Parecida a una diminuta estación de trenes -como las que Carlos Enríquez vió en Pensylvania- una anacrónica chimenea sobresale sobre el techo a dos aguas y de tejas de barro.

Grandes ventanales enrejados y el vitral colorido de un arco de medio punto destacan entre el peculiar diseño de una casa construida casi en su mayoría con materiales de segunda mano.

Un grupo de mujeres retozan en el mural sobre la chimenea, uno de los pocos que se conservan del pintor.

Más allá, una puerta lateral conduce a otra reducida estancia y allí, sobre el zinc de la puerta del baño, quedó plasmada para la posteridad la francesa Eva Frejaville. Ahora, la imagen de su cuerpo desnudo se conserva en el Museo Nacional de Arte Cubano.

Arriba solo hay una minúscula habitación con ventanas de cristal que permiten abarcar de una sola ojeada los campos alrededor. Los peldaños de la escalera conservan unas huellas blancas, envueltas en el misticismo y la fabulación.

En el Hurón Azul, Carlos Enríquez no solo pintó, también escribió las novelas Tilín García, La vuelta de Chencho y La feria de Guaicanama.

Antes de hacerla un museo, ya casi toda la barriada de Párraga conocía la historia de aquel lugar donde vivió un 'hombre medio loco que pintaba mujeres desnudas'.

El 21 de mayo de 1987 abrió al público como museo, para regocijo de quienes creían perdida la casa que habitó Carlos Enríquez los últimos 18 años de su vida.

Con su habitual profusión de colores en los trazos y su pasión por las transparencias, el artista plasmó una sensual visión de lo cubano acompañado por el recuerdo de los campos de su niñez, en el poblado natal de Zulueta, en el centro de la isla. Sus imágenes perseguían casi siempre la osadía de atrapar el movimiento en el mundo bidimensional de un cuadro.

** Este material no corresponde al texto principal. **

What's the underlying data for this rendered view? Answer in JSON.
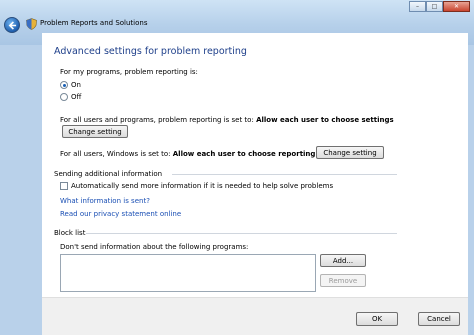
{
  "window": {
    "title": "Problem Reports and Solutions",
    "buttons": {
      "minimize": "–",
      "maximize": "□",
      "close": "✕"
    }
  },
  "main": {
    "heading": "Advanced settings for problem reporting",
    "my_programs": {
      "label": "For my programs, problem reporting is:",
      "options": [
        "On",
        "Off"
      ],
      "selected": "On"
    },
    "all_users_programs": {
      "prefix": "For all users and programs, problem reporting is set to:",
      "value": "Allow each user to choose settings",
      "button": "Change setting"
    },
    "all_users_windows": {
      "prefix": "For all users, Windows is set to:",
      "value": "Allow each user to choose reporting settings",
      "button": "Change setting"
    },
    "sending": {
      "group_label": "Sending additional information",
      "checkbox_label": "Automatically send more information if it is needed to help solve problems",
      "checked": false,
      "link1": "What information is sent?",
      "link2": "Read our privacy statement online"
    },
    "block_list": {
      "group_label": "Block list",
      "label": "Don't send information about the following programs:",
      "add": "Add...",
      "remove": "Remove"
    }
  },
  "footer": {
    "ok": "OK",
    "cancel": "Cancel"
  },
  "colors": {
    "heading": "#1e3f8a",
    "link": "#1a4fb4",
    "frame": "#b9d1ea"
  }
}
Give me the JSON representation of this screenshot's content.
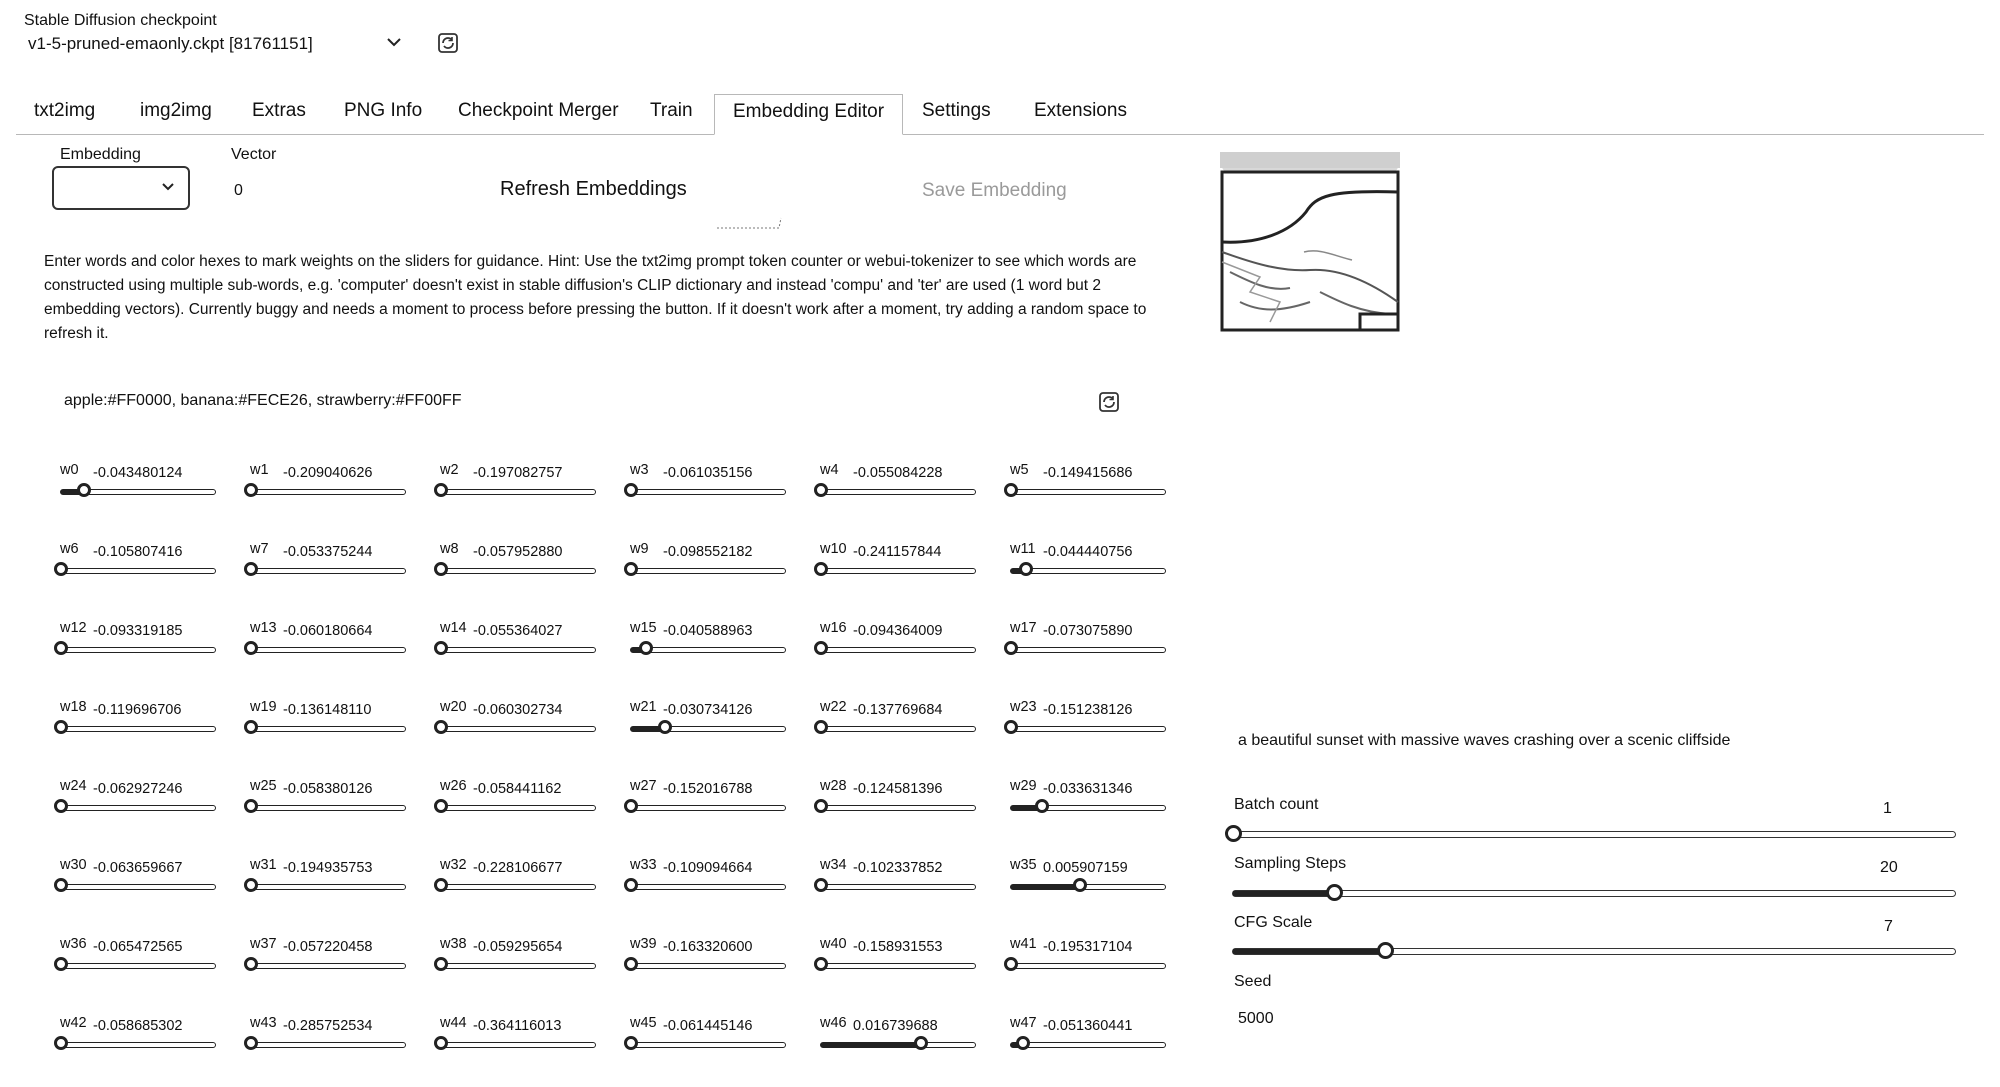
{
  "checkpoint": {
    "label": "Stable Diffusion checkpoint",
    "value": "v1-5-pruned-emaonly.ckpt [81761151]"
  },
  "tabs": [
    {
      "label": "txt2img"
    },
    {
      "label": "img2img"
    },
    {
      "label": "Extras"
    },
    {
      "label": "PNG Info"
    },
    {
      "label": "Checkpoint Merger"
    },
    {
      "label": "Train"
    },
    {
      "label": "Embedding Editor",
      "active": true
    },
    {
      "label": "Settings"
    },
    {
      "label": "Extensions"
    }
  ],
  "editor": {
    "embedding_label": "Embedding",
    "embedding_value": "",
    "vector_label": "Vector",
    "vector_value": "0",
    "refresh_label": "Refresh Embeddings",
    "save_label": "Save Embedding",
    "help_text": "Enter words and color hexes to mark weights on the sliders for guidance. Hint: Use the txt2img prompt token counter or webui-tokenizer to see which words are constructed using multiple sub-words, e.g. 'computer' doesn't exist in stable diffusion's CLIP dictionary and instead 'compu' and 'ter' are used (1 word but 2 embedding vectors). Currently buggy and needs a moment to process before pressing the button. If it doesn't work after a moment, try adding a random space to refresh it.",
    "color_hints": "apple:#FF0000, banana:#FECE26, strawberry:#FF00FF"
  },
  "weights": [
    {
      "label": "w0",
      "value": "-0.043480124",
      "level": 0.15
    },
    {
      "label": "w1",
      "value": "-0.209040626",
      "level": 0
    },
    {
      "label": "w2",
      "value": "-0.197082757",
      "level": 0
    },
    {
      "label": "w3",
      "value": "-0.061035156",
      "level": 0
    },
    {
      "label": "w4",
      "value": "-0.055084228",
      "level": 0
    },
    {
      "label": "w5",
      "value": "-0.149415686",
      "level": 0
    },
    {
      "label": "w6",
      "value": "-0.105807416",
      "level": 0
    },
    {
      "label": "w7",
      "value": "-0.053375244",
      "level": 0
    },
    {
      "label": "w8",
      "value": "-0.057952880",
      "level": 0
    },
    {
      "label": "w9",
      "value": "-0.098552182",
      "level": 0
    },
    {
      "label": "w10",
      "value": "-0.241157844",
      "level": 0
    },
    {
      "label": "w11",
      "value": "-0.044440756",
      "level": 0.1
    },
    {
      "label": "w12",
      "value": "-0.093319185",
      "level": 0
    },
    {
      "label": "w13",
      "value": "-0.060180664",
      "level": 0
    },
    {
      "label": "w14",
      "value": "-0.055364027",
      "level": 0
    },
    {
      "label": "w15",
      "value": "-0.040588963",
      "level": 0.1
    },
    {
      "label": "w16",
      "value": "-0.094364009",
      "level": 0
    },
    {
      "label": "w17",
      "value": "-0.073075890",
      "level": 0
    },
    {
      "label": "w18",
      "value": "-0.119696706",
      "level": 0
    },
    {
      "label": "w19",
      "value": "-0.136148110",
      "level": 0
    },
    {
      "label": "w20",
      "value": "-0.060302734",
      "level": 0
    },
    {
      "label": "w21",
      "value": "-0.030734126",
      "level": 0.22
    },
    {
      "label": "w22",
      "value": "-0.137769684",
      "level": 0
    },
    {
      "label": "w23",
      "value": "-0.151238126",
      "level": 0
    },
    {
      "label": "w24",
      "value": "-0.062927246",
      "level": 0
    },
    {
      "label": "w25",
      "value": "-0.058380126",
      "level": 0
    },
    {
      "label": "w26",
      "value": "-0.058441162",
      "level": 0
    },
    {
      "label": "w27",
      "value": "-0.152016788",
      "level": 0
    },
    {
      "label": "w28",
      "value": "-0.124581396",
      "level": 0
    },
    {
      "label": "w29",
      "value": "-0.033631346",
      "level": 0.2
    },
    {
      "label": "w30",
      "value": "-0.063659667",
      "level": 0
    },
    {
      "label": "w31",
      "value": "-0.194935753",
      "level": 0
    },
    {
      "label": "w32",
      "value": "-0.228106677",
      "level": 0
    },
    {
      "label": "w33",
      "value": "-0.109094664",
      "level": 0
    },
    {
      "label": "w34",
      "value": "-0.102337852",
      "level": 0
    },
    {
      "label": "w35",
      "value": "0.005907159",
      "level": 0.45
    },
    {
      "label": "w36",
      "value": "-0.065472565",
      "level": 0
    },
    {
      "label": "w37",
      "value": "-0.057220458",
      "level": 0
    },
    {
      "label": "w38",
      "value": "-0.059295654",
      "level": 0
    },
    {
      "label": "w39",
      "value": "-0.163320600",
      "level": 0
    },
    {
      "label": "w40",
      "value": "-0.158931553",
      "level": 0
    },
    {
      "label": "w41",
      "value": "-0.195317104",
      "level": 0
    },
    {
      "label": "w42",
      "value": "-0.058685302",
      "level": 0
    },
    {
      "label": "w43",
      "value": "-0.285752534",
      "level": 0
    },
    {
      "label": "w44",
      "value": "-0.364116013",
      "level": 0
    },
    {
      "label": "w45",
      "value": "-0.061445146",
      "level": 0
    },
    {
      "label": "w46",
      "value": "0.016739688",
      "level": 0.65
    },
    {
      "label": "w47",
      "value": "-0.051360441",
      "level": 0.08
    }
  ],
  "generation": {
    "prompt": "a beautiful sunset with massive waves crashing over a scenic cliffside",
    "batch_count_label": "Batch count",
    "batch_count_value": "1",
    "batch_count_level": 0,
    "sampling_steps_label": "Sampling Steps",
    "sampling_steps_value": "20",
    "sampling_steps_level": 0.14,
    "cfg_scale_label": "CFG Scale",
    "cfg_scale_value": "7",
    "cfg_scale_level": 0.21,
    "seed_label": "Seed",
    "seed_value": "5000"
  }
}
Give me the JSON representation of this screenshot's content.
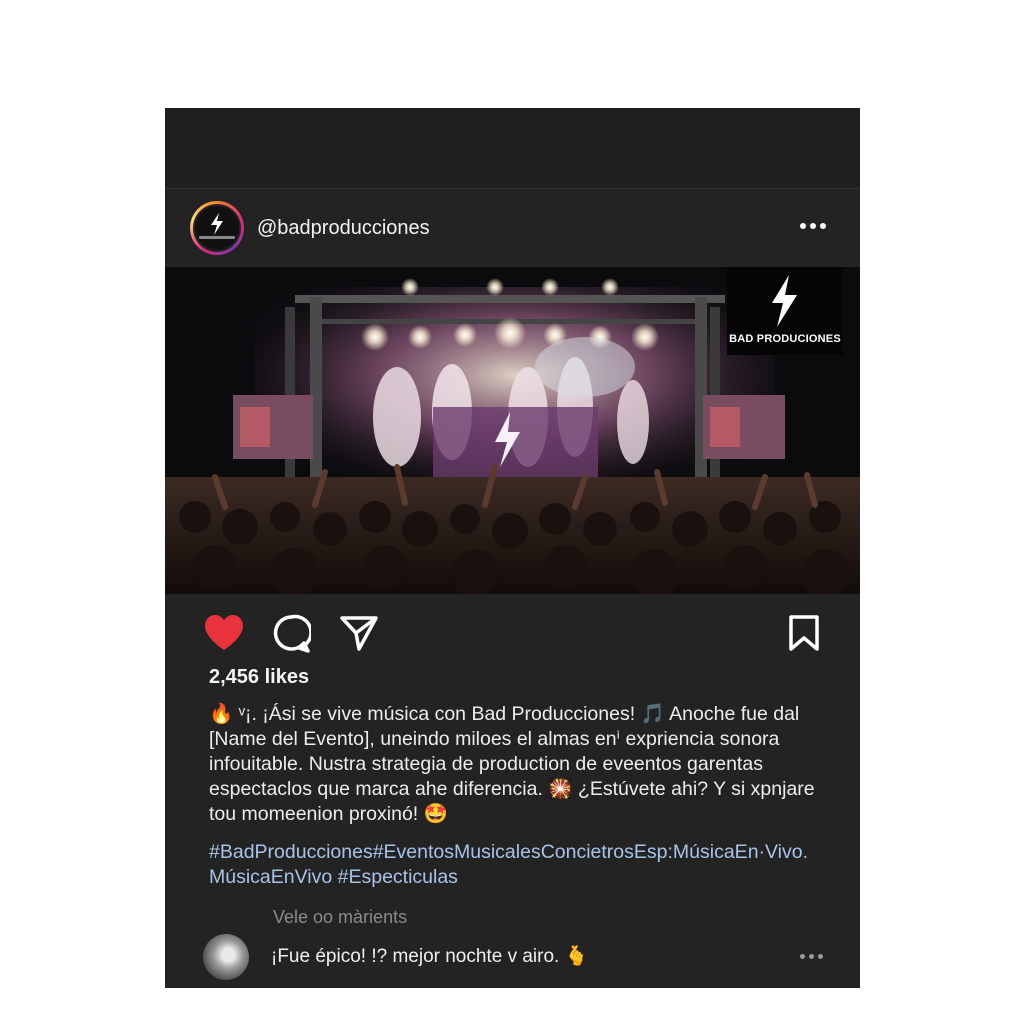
{
  "post": {
    "username": "@badproducciones",
    "brand_logo_text": "BAD PRODUCIONES",
    "likes": "2,456 likes",
    "caption_lines": [
      "🔥 ᵛ¡. ¡Ási se vive música con Bad Producciones! 🎵 Anoche fue dal",
      "[Name del Evento], uneindo miloes el almas enⁱ expriencia sonora",
      "infouitable. Nustra strategia de production de eveentos garentas",
      "espectaclos que marca ahe diferencia. 🎇 ¿Estúvete ahi? Y si xpnjare",
      "tou momeenion proxinó! 🤩"
    ],
    "hashtag_lines": [
      "#BadProducciones#EventosMusicalesConcietrosEsp:MúsicaEn·Vivo.",
      "MúsicaEnVivo #Especticulas"
    ],
    "view_comments": "Vele oo màrients",
    "comment": {
      "text": "¡Fue épico! !? mejor nochte v airo. 🫰"
    },
    "colors": {
      "background": "#232323",
      "like_heart": "#e8323c",
      "hashtag": "#a7c4e8"
    },
    "icons": [
      "lightning-bolt-icon",
      "more-options-icon",
      "heart-icon",
      "comment-icon",
      "share-icon",
      "bookmark-icon"
    ]
  }
}
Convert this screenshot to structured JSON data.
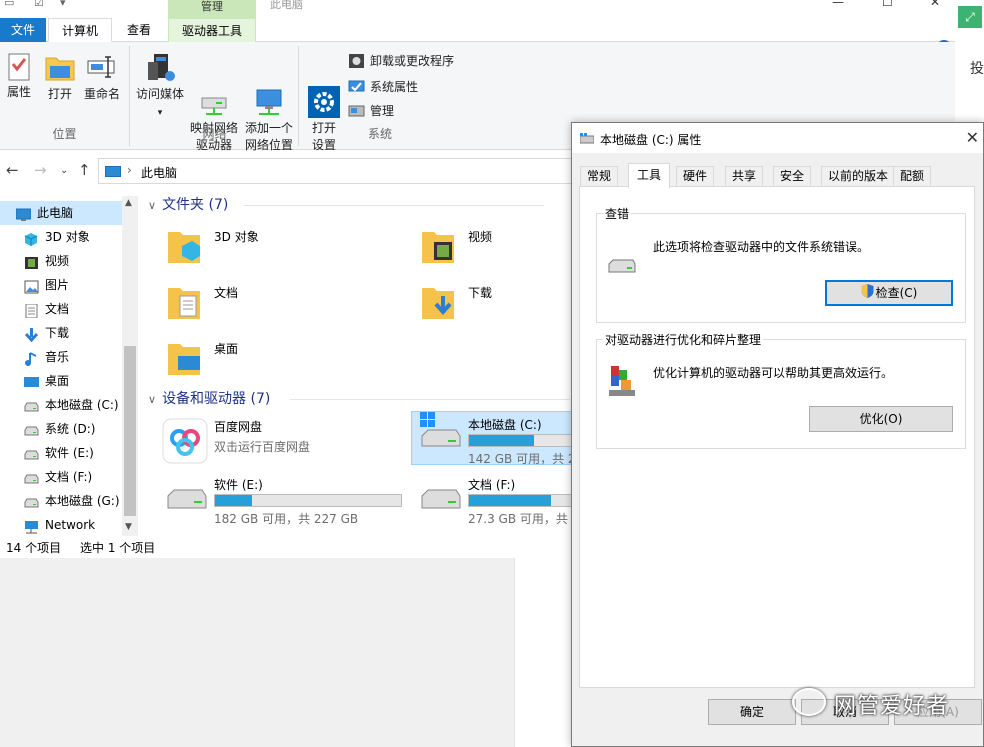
{
  "explorer": {
    "title": "此电脑",
    "manage_tab": "管理",
    "tabs": [
      "文件",
      "计算机",
      "查看",
      "驱动器工具"
    ],
    "ribbon": {
      "location": {
        "label": "位置",
        "buttons": [
          "属性",
          "打开",
          "重命名"
        ]
      },
      "network": {
        "label": "网络",
        "buttons": [
          "访问媒体",
          "映射网络\n驱动器",
          "添加一个\n网络位置"
        ]
      },
      "system": {
        "label": "系统",
        "open_settings": "打开\n设置",
        "small": [
          "卸载或更改程序",
          "系统属性",
          "管理"
        ]
      }
    },
    "address": {
      "path": "此电脑"
    },
    "sidebar": [
      {
        "label": "此电脑",
        "icon": "pc-icon",
        "selected": true
      },
      {
        "label": "3D 对象",
        "icon": "cube-icon"
      },
      {
        "label": "视频",
        "icon": "video-icon"
      },
      {
        "label": "图片",
        "icon": "picture-icon"
      },
      {
        "label": "文档",
        "icon": "document-icon"
      },
      {
        "label": "下载",
        "icon": "download-icon"
      },
      {
        "label": "音乐",
        "icon": "music-icon"
      },
      {
        "label": "桌面",
        "icon": "desktop-icon"
      },
      {
        "label": "本地磁盘 (C:)",
        "icon": "drive-icon"
      },
      {
        "label": "系统 (D:)",
        "icon": "drive-icon"
      },
      {
        "label": "软件 (E:)",
        "icon": "drive-icon"
      },
      {
        "label": "文档 (F:)",
        "icon": "drive-icon"
      },
      {
        "label": "本地磁盘 (G:)",
        "icon": "drive-icon"
      },
      {
        "label": "Network",
        "icon": "network-icon"
      }
    ],
    "folders_header": "文件夹 (7)",
    "folders": [
      "3D 对象",
      "视频",
      "文档",
      "下载",
      "桌面"
    ],
    "devices_header": "设备和驱动器 (7)",
    "devices": [
      {
        "name": "百度网盘",
        "sub": "双击运行百度网盘"
      },
      {
        "name": "本地磁盘 (C:)",
        "caption": "142 GB 可用，共 2",
        "used": 0.6
      },
      {
        "name": "软件 (E:)",
        "caption": "182 GB 可用，共 227 GB",
        "used": 0.2
      },
      {
        "name": "文档 (F:)",
        "caption": "27.3 GB 可用，共 2",
        "used": 0.75
      }
    ],
    "status": {
      "count": "14 个项目",
      "selected": "选中 1 个项目"
    }
  },
  "dialog": {
    "title": "本地磁盘 (C:) 属性",
    "tabs": [
      "常规",
      "工具",
      "硬件",
      "共享",
      "安全",
      "以前的版本",
      "配额"
    ],
    "check": {
      "title": "查错",
      "text": "此选项将检查驱动器中的文件系统错误。",
      "button": "检查(C)"
    },
    "optimize": {
      "title": "对驱动器进行优化和碎片整理",
      "text": "优化计算机的驱动器可以帮助其更高效运行。",
      "button": "优化(O)"
    },
    "buttons": {
      "ok": "确定",
      "cancel": "取消",
      "apply": "应用(A)"
    }
  },
  "watermark": "网管爱好者",
  "edge_text": "投"
}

Apegada al surrealismo como doctrina estética, la pintura vanguardista de Carlos Enríquez (1900-1957) escandalizó a muchos y algunas de sus obras fueron excluidas de las exposiciones debido al rechazo de académicos y moralistas.

No pudo ir a la última de sus exhibiciones programadas, en la Editorial Lex, y que luego inauguraron unos meses más tarde, como homenaje póstumo.